Results: Study 1 was conducted in Burkina Faso, Gabon, Benin and Tanzania between August 2008 and July 2009 in malaria patients in an age de-escalating design (adults, children). A total of 113 malaria patients received SAR97276A. Adults were randomized to receive a single dose SAR97296A given either intramuscularly (IM) (0.18 mg/kg) or intravenously (IV) (0.14 mg/kg). If a single dose was not efficacious a second adult group was planned to test a three dose regimen administered IM once daily for 3 days. Single dose SAR97276A showed insufficient efficacy in adults (IM: 20 of 34 cured, 59%; and IV: 23/30 cured, 77%). The 3-day IM regimen showed acceptable efficacy in adults (27/30, 90%) but not in children (13/19, 68%).

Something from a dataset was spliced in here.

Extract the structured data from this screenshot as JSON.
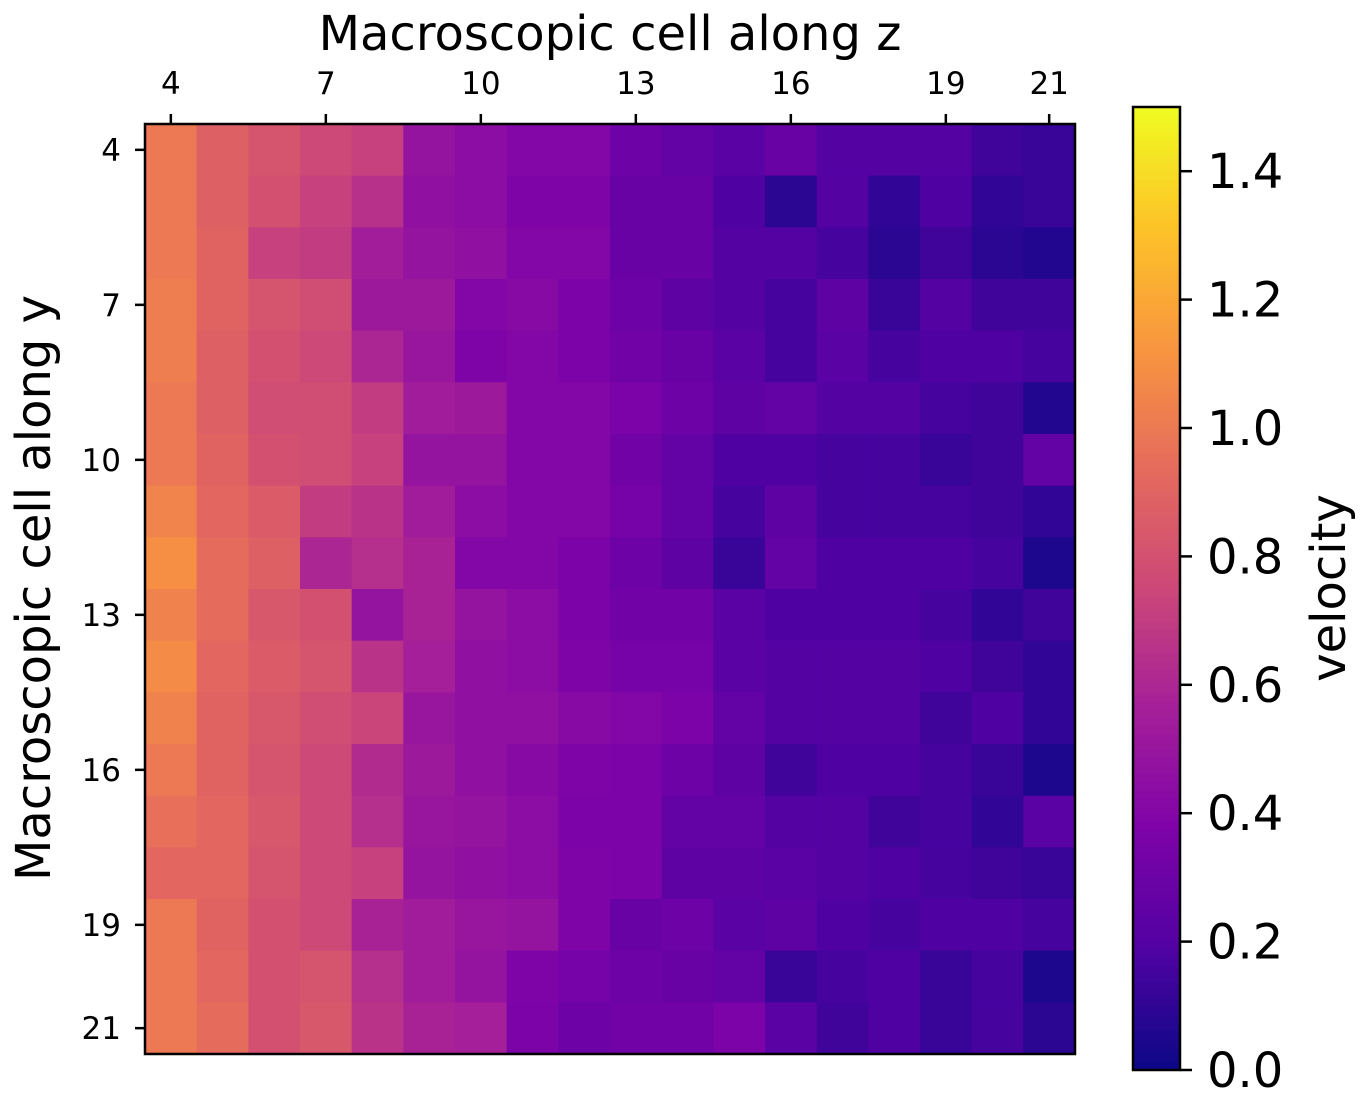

SAR97276A was well tolerated but no further groups were recruited due lack of efficacy. Study 2 was conducted between October 2011 and January 2012 in Burkina Faso, Gabon and Kenya. SAR97276A administered at a higher dose given IM was compared to artemether-lumefantrine. The study population was restricted to underage malaria patients to be subsequently enrolled in two age cohorts (teenagers, children). Rescue therapy was required in all teenaged malaria patients (8/8) receiving SAR97276A once daily (0.5 mg/kg) for 3 days and in 5 out of 8 teenaged patients treated twice daily (0.25 mg/kg) for 3 days. All patients (4/4) in the control group were cured. The study was stopped, before enrollment of children, due to lack of efficacy but the overall safety profile was good.
Conclusions: Monotherapy with SAR97276A up to twice daily for 3 days is not an efficacious treatment for falciparum malaria. SAR97276A will not be further developed for the treatment of malaria. Trial registration at clinicaltrials.gov: NCT00739206, retrospectively registered August 20, 2008 for Study 1 and NCT01445938 registered September 26, 2011 for Study 2.
Keywords: Africa; Choline analogue; Malaria; P. falciparum; Phase 2; SAR97276A.